La fotografia del film è incentrata moltissimo sui toni, sul colore, passando dall’intensità del pastello, alla saturazione, fino all’assenza di colore, poi giocando sui contrasti, dividendo i tempi della narrazione, le condizioni di vita, il carattere della scena. Durante il film, nonostante si tratti di un regime di stampo maoista, si può notare come la parola comunista non venga mai usata, probabilmente perché la Jolie non sentiva la necessità di dover marchiare la narrazione, preferendo alludere alla parola attraverso ciò che essa rappresenti all’interno di un regime come quello di Pol Pot.
Si protrae all’interno della narrazione un senso di catastrofe, di caducità, un senso di morte che parte dal titolo, Per primo hanno ucciso mio padre è un discorso in fieri, un inizio, un appello, o un grido che parte da dentro, che dichiara: si, per primo hanno ucciso mio padre, e in seguito hanno ucciso la mia innocenza, la mia memoria.
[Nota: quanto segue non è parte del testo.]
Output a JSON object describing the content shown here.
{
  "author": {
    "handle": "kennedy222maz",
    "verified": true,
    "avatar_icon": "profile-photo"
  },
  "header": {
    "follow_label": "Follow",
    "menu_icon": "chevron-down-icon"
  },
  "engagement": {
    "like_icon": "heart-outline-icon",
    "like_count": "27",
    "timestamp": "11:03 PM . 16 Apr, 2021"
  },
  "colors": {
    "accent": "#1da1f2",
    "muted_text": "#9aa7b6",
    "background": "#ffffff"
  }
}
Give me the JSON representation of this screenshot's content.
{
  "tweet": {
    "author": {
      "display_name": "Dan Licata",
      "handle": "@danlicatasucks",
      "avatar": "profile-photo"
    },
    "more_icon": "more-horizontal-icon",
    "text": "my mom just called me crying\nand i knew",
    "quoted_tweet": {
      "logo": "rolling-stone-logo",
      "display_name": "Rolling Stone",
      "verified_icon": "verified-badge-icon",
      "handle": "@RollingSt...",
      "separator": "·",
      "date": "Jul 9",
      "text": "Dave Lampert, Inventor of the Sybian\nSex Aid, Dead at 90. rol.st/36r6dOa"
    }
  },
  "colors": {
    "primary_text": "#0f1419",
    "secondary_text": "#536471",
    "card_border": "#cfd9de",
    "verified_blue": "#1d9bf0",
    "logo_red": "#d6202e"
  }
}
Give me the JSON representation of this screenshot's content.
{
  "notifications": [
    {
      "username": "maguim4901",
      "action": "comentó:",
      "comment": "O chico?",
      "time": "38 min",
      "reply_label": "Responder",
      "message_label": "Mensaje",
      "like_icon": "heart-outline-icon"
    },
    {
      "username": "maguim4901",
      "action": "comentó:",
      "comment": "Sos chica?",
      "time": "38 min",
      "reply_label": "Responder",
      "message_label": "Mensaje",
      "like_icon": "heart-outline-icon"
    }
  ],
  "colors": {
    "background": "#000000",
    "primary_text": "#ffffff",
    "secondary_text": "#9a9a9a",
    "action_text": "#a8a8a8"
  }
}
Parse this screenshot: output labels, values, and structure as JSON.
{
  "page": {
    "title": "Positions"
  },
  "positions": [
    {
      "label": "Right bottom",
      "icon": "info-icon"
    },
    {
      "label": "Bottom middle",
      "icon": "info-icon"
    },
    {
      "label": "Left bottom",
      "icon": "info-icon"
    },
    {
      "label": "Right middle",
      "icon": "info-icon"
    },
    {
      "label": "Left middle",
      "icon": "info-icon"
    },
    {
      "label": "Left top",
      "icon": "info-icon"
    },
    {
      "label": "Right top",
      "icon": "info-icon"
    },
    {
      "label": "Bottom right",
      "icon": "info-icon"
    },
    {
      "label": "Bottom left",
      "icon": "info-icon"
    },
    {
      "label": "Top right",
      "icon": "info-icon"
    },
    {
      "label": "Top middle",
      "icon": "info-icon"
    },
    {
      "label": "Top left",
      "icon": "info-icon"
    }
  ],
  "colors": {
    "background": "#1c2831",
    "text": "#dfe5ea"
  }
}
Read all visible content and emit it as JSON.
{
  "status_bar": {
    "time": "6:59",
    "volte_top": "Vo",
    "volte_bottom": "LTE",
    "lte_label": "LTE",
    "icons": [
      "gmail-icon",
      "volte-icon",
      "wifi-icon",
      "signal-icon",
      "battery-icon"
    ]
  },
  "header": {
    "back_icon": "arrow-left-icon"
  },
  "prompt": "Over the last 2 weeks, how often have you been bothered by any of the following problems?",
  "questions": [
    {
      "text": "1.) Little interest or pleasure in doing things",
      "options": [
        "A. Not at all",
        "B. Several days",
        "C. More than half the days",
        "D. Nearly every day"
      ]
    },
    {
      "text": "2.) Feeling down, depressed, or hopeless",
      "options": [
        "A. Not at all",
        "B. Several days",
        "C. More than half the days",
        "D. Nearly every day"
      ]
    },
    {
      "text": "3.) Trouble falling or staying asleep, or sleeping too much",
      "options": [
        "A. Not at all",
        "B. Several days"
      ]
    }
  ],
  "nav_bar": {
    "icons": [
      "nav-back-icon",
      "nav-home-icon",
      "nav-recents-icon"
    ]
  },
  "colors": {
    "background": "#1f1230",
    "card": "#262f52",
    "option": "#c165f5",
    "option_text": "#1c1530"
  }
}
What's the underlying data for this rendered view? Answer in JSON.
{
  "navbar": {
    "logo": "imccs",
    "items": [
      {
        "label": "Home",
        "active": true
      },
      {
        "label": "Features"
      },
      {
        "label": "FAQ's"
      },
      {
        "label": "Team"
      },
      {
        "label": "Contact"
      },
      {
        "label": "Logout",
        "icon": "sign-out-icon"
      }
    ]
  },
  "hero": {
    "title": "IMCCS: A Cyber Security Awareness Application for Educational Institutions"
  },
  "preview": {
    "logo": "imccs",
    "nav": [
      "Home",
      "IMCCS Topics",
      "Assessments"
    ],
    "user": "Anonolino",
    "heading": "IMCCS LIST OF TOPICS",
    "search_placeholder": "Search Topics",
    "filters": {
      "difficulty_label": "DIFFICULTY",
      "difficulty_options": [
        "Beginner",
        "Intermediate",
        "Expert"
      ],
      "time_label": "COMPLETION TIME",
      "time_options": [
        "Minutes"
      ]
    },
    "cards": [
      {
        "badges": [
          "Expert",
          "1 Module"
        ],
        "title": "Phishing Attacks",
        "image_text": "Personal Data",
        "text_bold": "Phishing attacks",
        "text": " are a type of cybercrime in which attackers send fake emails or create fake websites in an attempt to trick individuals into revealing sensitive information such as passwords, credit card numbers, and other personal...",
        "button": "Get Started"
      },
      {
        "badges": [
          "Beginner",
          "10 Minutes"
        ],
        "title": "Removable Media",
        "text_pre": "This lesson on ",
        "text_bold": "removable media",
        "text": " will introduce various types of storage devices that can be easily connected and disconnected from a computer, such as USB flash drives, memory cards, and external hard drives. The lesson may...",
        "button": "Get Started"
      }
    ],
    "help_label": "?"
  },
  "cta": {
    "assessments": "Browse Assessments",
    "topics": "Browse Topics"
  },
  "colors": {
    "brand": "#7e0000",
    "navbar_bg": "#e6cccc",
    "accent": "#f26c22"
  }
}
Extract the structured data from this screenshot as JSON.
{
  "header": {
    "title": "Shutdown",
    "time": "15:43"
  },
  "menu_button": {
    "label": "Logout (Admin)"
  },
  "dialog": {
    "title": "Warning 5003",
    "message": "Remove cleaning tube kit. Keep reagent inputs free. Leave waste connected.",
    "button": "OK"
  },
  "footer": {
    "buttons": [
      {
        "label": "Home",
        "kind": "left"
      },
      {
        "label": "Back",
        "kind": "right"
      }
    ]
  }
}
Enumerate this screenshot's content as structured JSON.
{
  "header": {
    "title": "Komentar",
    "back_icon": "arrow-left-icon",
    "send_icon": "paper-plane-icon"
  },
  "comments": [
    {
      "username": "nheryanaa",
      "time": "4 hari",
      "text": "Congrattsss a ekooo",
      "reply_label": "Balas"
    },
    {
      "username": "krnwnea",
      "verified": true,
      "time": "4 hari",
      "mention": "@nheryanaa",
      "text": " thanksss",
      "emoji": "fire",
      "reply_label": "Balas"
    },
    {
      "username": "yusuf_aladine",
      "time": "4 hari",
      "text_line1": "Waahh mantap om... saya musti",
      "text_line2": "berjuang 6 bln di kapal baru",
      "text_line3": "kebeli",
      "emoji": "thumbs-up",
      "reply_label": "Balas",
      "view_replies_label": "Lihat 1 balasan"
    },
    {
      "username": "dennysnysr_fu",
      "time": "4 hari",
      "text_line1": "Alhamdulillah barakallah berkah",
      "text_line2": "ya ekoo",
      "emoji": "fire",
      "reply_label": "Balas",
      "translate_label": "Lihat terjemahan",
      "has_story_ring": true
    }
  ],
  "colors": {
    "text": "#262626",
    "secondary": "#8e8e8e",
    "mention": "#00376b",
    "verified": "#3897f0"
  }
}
Angelina Jolie possiede un senso estetico singolare, i personaggi dei suoi film vivono spesso entro confini asfittici o circostanze claustrofobiche, sopraffatti da eventi al di fuori di ogni controllo, ma che nella lotta e per mezzo di essa riescono a trionfare. Con Per primo hanno ucciso mio padre, la Jolie colpisce nel segno, ritraendo la nascita, la morte e la resurrezione di una nazione, con sensibilità e affezione, attraverso la voce di una bambina e la disillusione di una vita che si ricompone, partendo proprio da una storia e da una memoria prima persa e poi ritrovata.